En revanche, ils sont seulement 2,6% de l’échantillon à penser le contraire. Pour aboutir à cette évaluation, les industriels questionnés ont passé au crible plusieurs indicateurs: performance économique et financière (15,7%), développement social (14,9%), qualité des institutions (13,4%), progrès au niveau de la répartition, équité et justice sociale (13,3%), diversification des structures productives (12,6%), niveau de la productivité et de compétitivité (11,8%), capacité à faire face aux changements de l’environnement (10,4%), ou encore la protection de l’environnement et la préservation du futur (7,5%).

Les chefs d’entreprises dénoncent la persistance des inégalités sociales et territoriales (14,3%), la faiblesse de la capacité de création d’emplois et l’aggravation du chômage (13,3%), l’essoufflement de la croissance (13%) ainsi que la déficience du système de gouvernance (12,8%). S’y ajoutent la faible diversification productive (10,5%), l’insuffisance de la compétitivité et faiblesse du secteur exportateur (10,4%), la faible convergence vers les pays émergents (9,3%), l’attractivité insuffisante et la faiblesse des rendements de l’investissement (8,5%) ou encore la détérioration des équilibres financiers (7,8%).

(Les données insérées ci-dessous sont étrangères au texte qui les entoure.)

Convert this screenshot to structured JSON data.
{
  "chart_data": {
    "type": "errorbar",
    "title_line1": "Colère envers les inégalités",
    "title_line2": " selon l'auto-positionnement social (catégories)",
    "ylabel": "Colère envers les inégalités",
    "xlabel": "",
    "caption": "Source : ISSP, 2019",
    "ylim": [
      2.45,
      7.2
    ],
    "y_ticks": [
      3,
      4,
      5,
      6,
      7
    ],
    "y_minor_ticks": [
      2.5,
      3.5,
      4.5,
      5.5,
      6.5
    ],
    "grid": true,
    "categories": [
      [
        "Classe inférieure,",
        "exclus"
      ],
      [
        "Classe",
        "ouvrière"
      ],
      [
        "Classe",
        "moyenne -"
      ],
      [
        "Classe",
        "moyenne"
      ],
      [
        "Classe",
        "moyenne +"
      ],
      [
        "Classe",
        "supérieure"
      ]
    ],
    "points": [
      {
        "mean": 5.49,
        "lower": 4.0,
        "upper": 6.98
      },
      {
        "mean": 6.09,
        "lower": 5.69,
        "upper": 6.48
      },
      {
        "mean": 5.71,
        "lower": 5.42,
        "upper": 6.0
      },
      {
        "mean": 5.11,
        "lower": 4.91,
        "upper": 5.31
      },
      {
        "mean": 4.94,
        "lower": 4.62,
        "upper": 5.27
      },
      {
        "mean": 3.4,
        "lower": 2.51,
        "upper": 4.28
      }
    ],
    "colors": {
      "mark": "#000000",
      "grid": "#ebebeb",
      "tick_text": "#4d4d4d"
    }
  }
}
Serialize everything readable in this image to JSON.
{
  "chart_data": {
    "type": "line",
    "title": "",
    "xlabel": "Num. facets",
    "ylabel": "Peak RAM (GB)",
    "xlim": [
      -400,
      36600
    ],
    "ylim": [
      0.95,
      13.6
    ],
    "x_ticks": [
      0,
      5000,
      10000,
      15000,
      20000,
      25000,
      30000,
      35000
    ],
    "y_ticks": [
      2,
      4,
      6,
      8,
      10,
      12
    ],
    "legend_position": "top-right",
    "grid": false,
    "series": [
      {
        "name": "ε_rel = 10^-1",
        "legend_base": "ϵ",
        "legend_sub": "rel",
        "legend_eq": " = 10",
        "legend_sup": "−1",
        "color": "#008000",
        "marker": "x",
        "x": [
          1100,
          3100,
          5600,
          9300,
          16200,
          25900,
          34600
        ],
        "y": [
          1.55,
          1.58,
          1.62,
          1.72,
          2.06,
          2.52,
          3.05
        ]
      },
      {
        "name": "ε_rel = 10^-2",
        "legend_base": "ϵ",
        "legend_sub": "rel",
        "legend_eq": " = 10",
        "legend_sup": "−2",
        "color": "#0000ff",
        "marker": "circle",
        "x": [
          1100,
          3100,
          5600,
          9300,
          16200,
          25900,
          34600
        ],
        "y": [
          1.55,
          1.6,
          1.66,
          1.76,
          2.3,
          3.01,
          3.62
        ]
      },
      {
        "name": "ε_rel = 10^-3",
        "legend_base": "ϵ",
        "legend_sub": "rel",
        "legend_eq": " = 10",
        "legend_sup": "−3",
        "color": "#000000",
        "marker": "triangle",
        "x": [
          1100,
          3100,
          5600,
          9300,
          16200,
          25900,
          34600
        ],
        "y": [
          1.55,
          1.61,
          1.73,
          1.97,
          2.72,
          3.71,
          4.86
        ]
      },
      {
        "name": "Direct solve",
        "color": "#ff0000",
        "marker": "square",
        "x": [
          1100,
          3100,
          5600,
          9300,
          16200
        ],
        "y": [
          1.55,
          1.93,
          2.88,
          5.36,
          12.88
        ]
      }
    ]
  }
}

Pour relancer la machine, les patrons aspirent à un nouveau modèle. Plusieurs scénarios sont proposés. D’après l’enquête, 85,7% des opérateurs sondés tablent sur une stratégie combinant le développement du marché intérieur et l’intégration des marchés internationaux.

Par ailleurs, 28,6% de l’échantillon proposent une stratégie de compétitivité, d’ouverture, d’intégration des marchés internationaux et d’exportation tandis que 11,9% n’écartent pas une stratégie axée principalement sur le développement du marché intérieur.

Pour relever ce challenge, les patrons érigent le développement régional et la réduction des inégalités en priorité (75% d’entre eux). Viennent ensuite l’amélioration des performances économiques (59,5% de l’échantillon) et la convergence vers les standards des pays émergents (54,8%).

Les chefs d’entreprises aspirent également à l’amélioration de la mission de l’Etat. Dans le nouveau modèle de développement, l’Etat devra jouer le rôle de facilitateur, de régulateur, de partenaire et d’accompagnateur des initiatives privées. Un souhait exprimé par 66,7% des patrons interrogés.

Un Etat intervenant par le truchement du secteur public dans l’économie (Etat développeur) n’est apprécié que par 23,8% des personnes sondées. En revanche, un Etat fixant les choix stratégiques à long terme et les conditions de leur réalisation (Etat stratège) est souhaité par 50% des opérateurs, fait valoir le CMC.

Force est de constater que le secteur privé se dit prêt à participer à une dynamique qu’impose la nécessaire évolution du modèle de développement de l’économie nationale. Ils sont tous unanimes à le confirmer (100%), précise l’enquête.

Principaux leviers

Selon les résultats de l’enquête CMC, les leviers sur lesquels il faudrait agir sont les suivants:
1. Education, formation, renforcement des compétences et développement du capital humain
2. Accélération des réformes visant notamment l’amélioration du climat des affaires, des performances de l’administration, du système fiscal, du système judiciaire et la décentralisation
3. Amélioration du système de gouvernance
4. Développement des infrastructures de base
5. Promotion des activités de recherche & développement dans les secteurs public et privé
6. Intensification de l’investissement et du processus d’accumulation du capital physique
7. Amélioration de la compétitivité et intégration plus poussée des marchés internationaux à travers les flux de biens, services et capitaux
8. Facilitation des moyens de financement de l’entreprise.